Солнце выглянуло из-за облаков. Тихо опустился на землю сорванный ветром дубовый листок. Лениво гавкнул старый пёс Сарыч, позвякивая ржавой цепью. В оставленном на окне свежеиспеченном каравае зародился разум.
Или правильнее сказать "сознание"? А может, и вовсе "жизнь"? Да, наверное, жизнь, и эта новая жизнь не была плесенью или вылупившимися личинками мух. Хлеб ощутил мир и себя в нём, на какое-то мгновение познал всю необъятную величину Вселенной и все самые крохотные её частицы, впитал в себя тепло солнечных лучей и влагу летнего утра, стал новой Землей для заблудившегося муравья и улетел невесомой пылинкой вместе с порывом ветра; потом каравай вернулся в рамки своего тела, блаженно потянулся до хруста в корочке и окончательно осознал себя как Колобка. С этим новым знанием он лежал бы себе на окне и дальше, изумляясь многообразию жизни, кипящей вокруг, но неясное томление в хлебобулочной душе гнало Колобка вперед, манило в неведомые края, звало — и этому зову невозможно было сопротивляться. Он точно знал, что судьба его где-то там, далеко, что его ждут с отчаянием ребёнка, упавшего в колодец, что он не имеет права просто лежать здесь и нежиться на солнышке. Колобок тяжело повернулся, качнулся и рухнул вниз, в колючие кусты малины (впрочем, не причинившие ему никакого вреда), оттуда — через клубнику в морковную грядку, и мимо ошалелого Сарыча — на свободу, туда, куда звало Колобка его мякинное сердце.

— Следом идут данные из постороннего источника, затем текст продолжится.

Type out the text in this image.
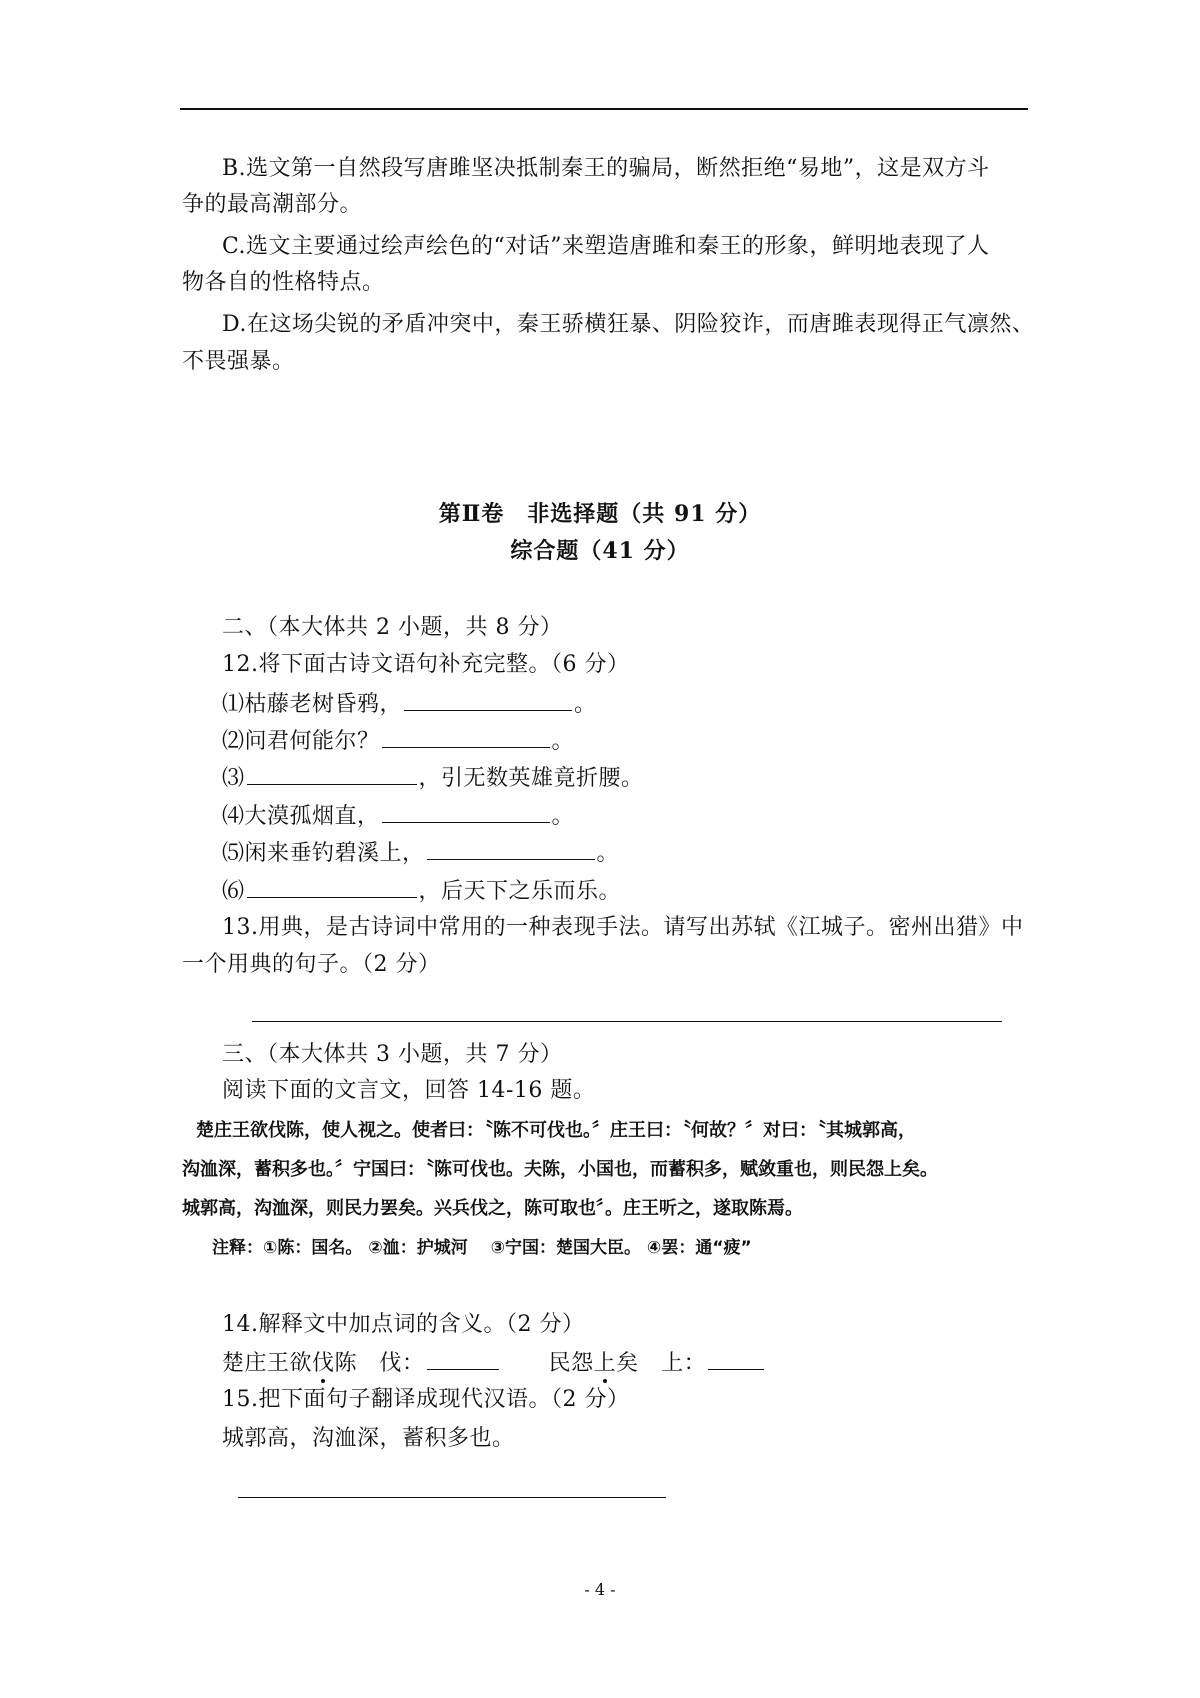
B.选文第一自然段写唐雎坚决抵制秦王的骗局，断然拒绝“易地”，这是双方斗
争的最高潮部分。
C.选文主要通过绘声绘色的“对话”来塑造唐雎和秦王的形象，鲜明地表现了人
物各自的性格特点。
D.在这场尖锐的矛盾冲突中，秦王骄横狂暴、阴险狡诈，而唐雎表现得正气凛然、
不畏强暴。
第Ⅱ卷　非选择题（共 91 分）
综合题（41 分）
二、（本大体共 2 小题，共 8 分）
12.将下面古诗文语句补充完整。（6 分）
⑴枯藤老树昏鸦，	。
⑵问君何能尔？	。
⑶	，引无数英雄竟折腰。
⑷大漠孤烟直，	。
⑸闲来垂钓碧溪上，	。
⑹	，后天下之乐而乐。
13.用典，是古诗词中常用的一种表现手法。请写出苏轼《江城子。密州出猎》中
一个用典的句子。（2 分）
三、（本大体共 3 小题，共 7 分）
阅读下面的文言文，回答 14-16 题。
楚庄王欲伐陈，使人视之。使者曰：〝陈不可伐也。〞庄王曰：〝何故？〞对曰：〝其城郭高，
沟洫深，蓄积多也。〞宁国曰：〝陈可伐也。夫陈，小国也，而蓄积多，赋敛重也，则民怨上矣。
城郭高，沟洫深，则民力罢矣。兴兵伐之，陈可取也〞。庄王听之，遂取陈焉。
注释：①陈：国名。 ②洫：护城河　 ③宁国：楚国大臣。 ④罢：通“疲”
14.解释文中加点词的含义。（2 分）
楚庄王欲伐陈　伐：	民怨上矣　上：
15.把下面句子翻译成现代汉语。（2 分）
城郭高，沟洫深，蓄积多也。
- 4 -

Свобода пахла сыростью, травой и грибами, но этого Колобок, увы, не мог узнать. У него вообще как-то не сложилось с органами чувств, и Колобок мог лишь осязать мир да постигать его ощущением, схожим с тем, что указывает людям на положение их тела в пространстве, но вышедшим за рамки тела Колобка. Так, он знал, что под пригорком растет полынь, что огромный камень у дороги весь покрыт грязью и мхом, что деревья на опушке высоки и крепки, а прямо перед ним появился заяц, облизывающийся так жадно, как могут облизываться только голодные не-зайцы, оказавшиеся в заячьей шкуре.
— Едааа... — радостно сказал заяц, протягивая лапу к Колобку. Колобок резво отпрыгнул в сторону:
— Я тебе не доставка пиццы, террорист ушастый! Брысь морковку воровать!
Было в речи Колобка что-то хрустящее, навевающее воспоминания о том сладостном моменте, когда нож встречается с выпечкой, и это что-то явно мешало зайцу соображать. А, может, он просто туповатый был. Колобок же задумался о сакраментальном: как ему удается разговаривать и что он, собственно, сказал?
— Ааа... — протянул заяц.
— Бээ, — передразнил Колобок.
— Чёт я не понял... — пробормотал заяц.
— Это потому что ты тормоз, — не преминул съехидничать Колобок. Заяц как-то потемнел, надулся... и вдруг Колобок обнаружил, что зажат в кольце злющих чёрных зайцев, сверкающих загнутыми клыками на зависть матерым кабанам. О том, что гнаться за двумя зайцами — дело бессмысленное, Колобок откуда-то знал, но про убегание от сотни ненормальных зайцев никто из мудрецов пока ничего не говорил. Поэтому Колобок заорал что-то вроде "Моё кунг-фу сильнее твоего!" и смело ломанулся в самую гущу ушастых, метя в нос самому крупному. Зайцы хором взвыли совершенно не по-заячьи и растворились туманной дымкой, а первый и единственный заяц прижал лапки к пострадавшему носу и больше к Колобку не приставал.
Если бы Колобок умел гордиться собой, он бы обязательно гордился.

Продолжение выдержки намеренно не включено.